Michael lived in an apartment a few blocks from David’s carriage house. He was seven years older than David, but because he’d come out in his late fifties, he was still, in many respects, an adolescent. “Anything to report” meant sexual encounters. Most of what Michael said either referred to sexual encounters directly or sounded as if they did, even something as banal as, “I just had a delicious hamburger.”
Michael was from Cincinnati. He’d spent the bulk of his life married to his childhood sweetheart, raising two beloved daughters, and working at a law firm doing estate planning for wealthy Ohioans. Then, after a cancer scare, he’d accepted what he’d been trying to deny for decades, had come out, retired early, and moved to the city of his dreams of liberation around the time of the second Obama inauguration. Extricating himself from his previous life had cost him dearly.

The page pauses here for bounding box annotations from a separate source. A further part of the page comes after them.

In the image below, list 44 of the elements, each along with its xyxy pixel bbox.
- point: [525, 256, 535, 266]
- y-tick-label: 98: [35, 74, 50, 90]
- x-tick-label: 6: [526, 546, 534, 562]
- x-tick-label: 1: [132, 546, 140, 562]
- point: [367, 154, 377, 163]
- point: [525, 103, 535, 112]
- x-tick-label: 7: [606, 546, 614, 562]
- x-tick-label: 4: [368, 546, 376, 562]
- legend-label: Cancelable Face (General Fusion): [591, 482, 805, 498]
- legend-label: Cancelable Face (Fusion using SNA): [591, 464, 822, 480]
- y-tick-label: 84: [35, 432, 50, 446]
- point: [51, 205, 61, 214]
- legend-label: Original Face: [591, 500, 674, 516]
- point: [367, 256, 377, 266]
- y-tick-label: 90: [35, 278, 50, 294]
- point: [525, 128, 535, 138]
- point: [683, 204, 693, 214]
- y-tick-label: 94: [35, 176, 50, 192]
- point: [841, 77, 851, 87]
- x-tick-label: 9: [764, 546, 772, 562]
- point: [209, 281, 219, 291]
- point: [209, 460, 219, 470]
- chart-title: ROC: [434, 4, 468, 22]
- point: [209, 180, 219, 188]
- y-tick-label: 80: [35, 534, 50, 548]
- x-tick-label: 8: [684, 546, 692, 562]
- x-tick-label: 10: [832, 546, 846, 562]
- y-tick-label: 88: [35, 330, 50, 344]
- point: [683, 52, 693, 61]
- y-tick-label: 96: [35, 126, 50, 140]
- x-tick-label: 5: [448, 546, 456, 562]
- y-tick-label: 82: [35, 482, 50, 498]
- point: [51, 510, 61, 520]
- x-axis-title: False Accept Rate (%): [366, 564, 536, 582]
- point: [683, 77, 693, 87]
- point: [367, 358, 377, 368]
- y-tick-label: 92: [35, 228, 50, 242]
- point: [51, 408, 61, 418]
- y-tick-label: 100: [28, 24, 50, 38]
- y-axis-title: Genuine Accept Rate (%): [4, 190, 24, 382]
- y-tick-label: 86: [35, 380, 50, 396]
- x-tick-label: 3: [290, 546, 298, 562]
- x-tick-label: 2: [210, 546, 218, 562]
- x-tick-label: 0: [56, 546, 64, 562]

He could only afford a tiny one-bedroom that was largely subterranean, but because he felt free to live without apology for the first time, he inhabited his own microclimate of blue skies and balmy breezes. He referred to his apartment as the Penthouse and the name seemed to express his sincere feelings about the place.
David and Michael frequently talked about how much they had in common, by which they meant that they’d slept with a surprising number of the same people. This was the source of conversations that were lewd in content but nostalgic in tone, largely because they were aware of the ways in which their erotic options were rapidly changing. They’d both entered the “daddy” category, but Michael was on the cusp of the “paying customer” category.
“There must be some homosexuals there,” Michael said. “Lonely, desperate for attention.”
David knew he had to toss Michael a scrap if he wanted him to agree to his proposal. “There is one,” he said, surprised at how happy he was to mention Kenneth, even obliquely.